Wenn man mit der Musik von Rammstein - so wie ich - nicht unbedingt viel anfangen kann, so ist die Show doch zweifellos ein Erlebnis. Es knallt, es kracht, es brennt. Dazwischen Till Lindemann wie der fleischgewordene Stereotyp vom bedrohlichen Deutschen mit dem tiefen, rollenden R. Die Trademarks von Rammstein eben und in der Kombination zweifellos beeindruckend. Rammstein liefern eine bis ins kleinste Detail durchchoreographierte Show, ein martialisches Musical. Lindemann verzieht selbst bei Heinos Auftritt zu "Sonne" keine Miene, auch wenn die Redakteure der Springer-Presse diesem Gastauftritt entgegengefiebert haben dürften, wie ein Sechsjähriger Heiligabend. Das Publikum dreht bei jedem Song durch als gäbs kein morgen. Wenn zu "Links 2, 3, 4" 80000 im Takt marschieren, dann bebt Wacken. Also ernsthaft, der scheiß Boden hat gebebt. Krasse Erfahrung.

Die Setlist von Rammstein findet ihr HIER.

Schwer genug ein Bild von diesem Auftritt zu finden, auf dem nicht Heino zu sehen ist - Quelle: laut.de
 Nach Rammstein gab es übrigens noch einen unangenehmen Rückstau auf dem Gelände, der leicht zu einer Art Love Parade 2.0 hätte umschlagen können. Schuld daran waren die neueingeführten Kontrollen an den Eingängen des Wackinger-Villages, über das erwartungsgemäß der größte Teil der Leute zurück auf den Campingplatz strömt.

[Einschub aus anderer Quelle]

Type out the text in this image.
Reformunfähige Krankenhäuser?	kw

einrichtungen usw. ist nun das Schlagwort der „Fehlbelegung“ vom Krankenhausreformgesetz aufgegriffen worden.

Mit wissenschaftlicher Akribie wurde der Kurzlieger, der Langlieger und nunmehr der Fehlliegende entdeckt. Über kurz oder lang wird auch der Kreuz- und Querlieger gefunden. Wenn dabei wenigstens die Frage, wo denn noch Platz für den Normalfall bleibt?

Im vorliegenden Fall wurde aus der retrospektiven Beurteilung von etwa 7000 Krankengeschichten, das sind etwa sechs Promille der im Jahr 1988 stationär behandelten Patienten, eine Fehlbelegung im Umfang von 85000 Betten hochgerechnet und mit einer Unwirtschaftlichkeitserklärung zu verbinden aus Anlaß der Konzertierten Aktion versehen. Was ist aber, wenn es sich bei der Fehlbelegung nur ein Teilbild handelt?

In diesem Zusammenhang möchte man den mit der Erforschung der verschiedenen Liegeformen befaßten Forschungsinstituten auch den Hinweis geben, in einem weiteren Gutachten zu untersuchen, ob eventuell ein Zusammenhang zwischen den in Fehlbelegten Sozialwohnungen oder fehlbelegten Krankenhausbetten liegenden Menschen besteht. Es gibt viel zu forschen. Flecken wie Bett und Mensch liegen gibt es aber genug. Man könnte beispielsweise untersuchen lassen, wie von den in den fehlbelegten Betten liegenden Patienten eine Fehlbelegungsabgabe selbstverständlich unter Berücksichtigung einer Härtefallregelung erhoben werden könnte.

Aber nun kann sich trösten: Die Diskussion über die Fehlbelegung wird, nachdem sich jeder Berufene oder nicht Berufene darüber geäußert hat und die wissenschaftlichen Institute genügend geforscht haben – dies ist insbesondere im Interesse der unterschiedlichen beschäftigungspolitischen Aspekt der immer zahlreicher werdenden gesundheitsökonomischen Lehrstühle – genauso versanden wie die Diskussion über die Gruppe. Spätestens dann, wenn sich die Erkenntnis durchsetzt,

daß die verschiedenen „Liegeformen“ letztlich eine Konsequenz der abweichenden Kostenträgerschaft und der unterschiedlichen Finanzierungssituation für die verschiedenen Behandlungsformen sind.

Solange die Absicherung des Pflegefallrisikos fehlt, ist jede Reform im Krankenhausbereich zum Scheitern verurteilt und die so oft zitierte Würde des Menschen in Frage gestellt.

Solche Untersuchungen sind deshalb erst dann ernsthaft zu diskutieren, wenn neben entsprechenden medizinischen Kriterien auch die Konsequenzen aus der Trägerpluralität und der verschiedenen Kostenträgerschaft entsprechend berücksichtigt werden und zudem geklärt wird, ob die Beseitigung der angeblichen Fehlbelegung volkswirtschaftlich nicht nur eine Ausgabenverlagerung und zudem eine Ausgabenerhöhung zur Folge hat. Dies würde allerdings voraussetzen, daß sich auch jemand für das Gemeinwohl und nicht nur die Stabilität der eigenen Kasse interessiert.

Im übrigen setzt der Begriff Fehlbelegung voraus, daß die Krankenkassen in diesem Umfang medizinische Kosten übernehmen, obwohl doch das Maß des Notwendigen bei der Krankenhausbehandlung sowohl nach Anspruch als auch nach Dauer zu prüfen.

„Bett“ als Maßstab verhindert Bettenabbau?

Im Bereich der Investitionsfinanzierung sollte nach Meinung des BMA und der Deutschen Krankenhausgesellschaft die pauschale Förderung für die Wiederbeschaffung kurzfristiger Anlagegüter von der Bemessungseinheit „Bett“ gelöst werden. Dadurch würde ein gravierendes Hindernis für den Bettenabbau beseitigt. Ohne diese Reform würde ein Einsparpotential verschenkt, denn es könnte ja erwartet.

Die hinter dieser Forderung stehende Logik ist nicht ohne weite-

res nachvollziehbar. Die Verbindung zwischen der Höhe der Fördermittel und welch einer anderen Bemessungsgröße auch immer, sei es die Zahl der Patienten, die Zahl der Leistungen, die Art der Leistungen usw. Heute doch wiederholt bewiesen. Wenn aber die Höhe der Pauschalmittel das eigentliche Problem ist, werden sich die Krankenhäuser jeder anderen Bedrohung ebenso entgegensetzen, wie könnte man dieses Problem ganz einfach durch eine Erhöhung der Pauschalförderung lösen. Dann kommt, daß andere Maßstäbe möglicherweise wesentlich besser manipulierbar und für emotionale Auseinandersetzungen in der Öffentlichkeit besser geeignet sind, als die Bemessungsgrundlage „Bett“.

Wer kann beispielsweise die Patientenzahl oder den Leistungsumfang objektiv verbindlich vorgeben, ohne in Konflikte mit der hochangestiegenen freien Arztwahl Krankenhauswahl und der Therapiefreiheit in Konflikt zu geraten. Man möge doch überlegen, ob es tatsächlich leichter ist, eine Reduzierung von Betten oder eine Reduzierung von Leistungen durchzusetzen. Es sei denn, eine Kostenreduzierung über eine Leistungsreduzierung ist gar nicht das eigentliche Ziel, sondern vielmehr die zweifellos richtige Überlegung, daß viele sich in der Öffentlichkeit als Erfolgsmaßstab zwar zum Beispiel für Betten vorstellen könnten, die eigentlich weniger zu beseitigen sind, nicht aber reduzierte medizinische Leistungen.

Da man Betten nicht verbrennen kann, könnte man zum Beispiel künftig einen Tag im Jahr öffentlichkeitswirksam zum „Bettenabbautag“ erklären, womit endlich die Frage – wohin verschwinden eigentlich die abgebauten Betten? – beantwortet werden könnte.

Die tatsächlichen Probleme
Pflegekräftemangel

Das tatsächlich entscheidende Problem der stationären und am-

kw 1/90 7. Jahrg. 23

Eine lächerliche und fahrlässige Aktion. Wenn der Headliner gespielt hat, müssen verdammt nochmal alle Schleusen aufgehen, es ist doch klar dass dann 80000 Menschen gleichzeitig raus wollen! Und das alles um auch sicherzustellen dass man auch drei Mark mehr verdient, damit auch niemand Getränke mit auf den Mittelaltermarkt nimmt, sondern sie dort kauft. NACH DEM HEADLINER! Eine richtige Scheißaktion, liebe Wacken-Orga!